Fourth, global industry codes of conduct are negotiated with civil society organisations, such as the Forest Stewardship Council (FSC).

Since early 2000, Indonesia has also seen more practices of ecolabelling, especially for the European market.

And last, global industry multipartite projects codes, such as the UN Global Compact, Global Reporting Initiative, Roundtable on Sustainable Palm Oil (RSPO), Roundtable on Responsible Soya (RTRS) and Roundtable on Sustainable Biofuels (RSB).

It is interesting to note that while Indonesia relies heavily on mining-minerals and palm oil exports, the international market and community see the two sectors differently.

Both of them are operating in a logged-over forest area and have faced local and regional resistance, especially from environmental and indigenous groups.

However, the international market and community do not need any substantial efforts from Indonesian companies to adopt the ICMM Framework.

On the other hand, palm oil companies face an international campaign led by international NGOs, demanding more sustainable practices.

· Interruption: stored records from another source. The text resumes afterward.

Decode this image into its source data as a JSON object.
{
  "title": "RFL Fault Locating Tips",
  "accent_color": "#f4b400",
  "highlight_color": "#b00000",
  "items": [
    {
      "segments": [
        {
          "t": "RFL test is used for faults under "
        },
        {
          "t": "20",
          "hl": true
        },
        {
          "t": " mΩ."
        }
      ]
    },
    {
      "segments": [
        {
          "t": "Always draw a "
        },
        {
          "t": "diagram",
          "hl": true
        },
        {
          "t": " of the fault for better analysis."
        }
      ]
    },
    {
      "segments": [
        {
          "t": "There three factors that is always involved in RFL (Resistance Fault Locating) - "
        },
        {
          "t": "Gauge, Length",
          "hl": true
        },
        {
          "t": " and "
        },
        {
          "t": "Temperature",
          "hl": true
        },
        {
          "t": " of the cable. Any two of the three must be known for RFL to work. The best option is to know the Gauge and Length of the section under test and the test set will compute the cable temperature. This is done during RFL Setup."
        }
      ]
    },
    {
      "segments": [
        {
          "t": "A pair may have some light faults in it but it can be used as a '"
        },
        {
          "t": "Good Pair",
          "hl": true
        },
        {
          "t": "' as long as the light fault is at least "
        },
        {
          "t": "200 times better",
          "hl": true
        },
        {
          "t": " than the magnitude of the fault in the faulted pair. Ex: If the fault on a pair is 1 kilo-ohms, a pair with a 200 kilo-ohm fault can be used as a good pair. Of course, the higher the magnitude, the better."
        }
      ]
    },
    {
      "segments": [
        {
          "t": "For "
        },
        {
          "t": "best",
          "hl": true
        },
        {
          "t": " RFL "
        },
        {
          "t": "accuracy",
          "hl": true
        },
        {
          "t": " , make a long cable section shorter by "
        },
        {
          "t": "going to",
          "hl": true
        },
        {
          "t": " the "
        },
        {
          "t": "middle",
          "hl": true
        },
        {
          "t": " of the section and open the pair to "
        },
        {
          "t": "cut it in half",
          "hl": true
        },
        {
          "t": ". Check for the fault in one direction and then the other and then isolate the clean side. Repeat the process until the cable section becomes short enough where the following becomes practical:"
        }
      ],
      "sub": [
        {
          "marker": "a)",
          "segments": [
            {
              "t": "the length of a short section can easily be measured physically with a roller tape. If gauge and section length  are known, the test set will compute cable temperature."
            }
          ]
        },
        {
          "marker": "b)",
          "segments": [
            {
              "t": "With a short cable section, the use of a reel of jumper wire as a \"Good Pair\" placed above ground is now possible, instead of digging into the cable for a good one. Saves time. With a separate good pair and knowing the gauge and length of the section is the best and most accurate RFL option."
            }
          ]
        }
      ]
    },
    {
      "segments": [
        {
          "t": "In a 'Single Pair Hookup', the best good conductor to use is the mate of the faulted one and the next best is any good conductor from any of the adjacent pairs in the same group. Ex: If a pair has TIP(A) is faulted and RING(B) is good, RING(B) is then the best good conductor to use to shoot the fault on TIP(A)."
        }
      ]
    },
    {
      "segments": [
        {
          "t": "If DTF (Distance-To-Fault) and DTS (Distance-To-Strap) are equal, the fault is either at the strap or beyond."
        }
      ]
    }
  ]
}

While some parties believe that the negative campaign is ignited from trade wars from countries exporting other vegetable oils, we still need to take some precautionary and risk forward mitigating strategies by acknowledging that there has been a shift of power and authority in industry standards setting.

Government regulations have been progressively seen by international actors as inadequate to the changing environment. Consumers, market and civil society groups demand for more prudent and credible regulations with more stringent parameters and conditions.

There are some evolving regulations, such as the UN Global Compact, GRI Sustainability Reporting Guidelines, ISO, RSPO, ICMM’ Sustainable Development Framework and also FSC.

By applying those voluntary standards, either through the certifying process and products or labelling, we can expect that our exports can further strengthen the Indonesian economy and distribute wealth to all parts of the country.

Further, the voluntary nature does not prevent the market from imposing the standards as new platforms or requirements.

Some European countries, initiated by the Netherlands, have pledged to only buy certified sustainable palm oil by 2015. It is expected that such commitments will snowball and attract other countries to follow suit.

It is believed that the demand for a sustainable commodity will also go beyond palm oil, to the mining and metal industry.

To sustain economic growth and promote the added value of commodity industries the government has to take lead in advocating the industries to adhere to the global business standards.

The Indonesian industry needs to proactively engage in the formulation of international business regulations within multipartite and roundtable forums, such as the FSC, RSPO, RTRS and RSB. We need to use the forums to promote more realistic and acceptable standards.

The government needs to encourage the industry to embrace the global standards or international business regulations on top of national laws. The industry, on the other hand, must be able to adapt and mitigate the changing market behavior and standard setting.

The writer is head of sustainability at an agribusiness company. The views expressed are his own.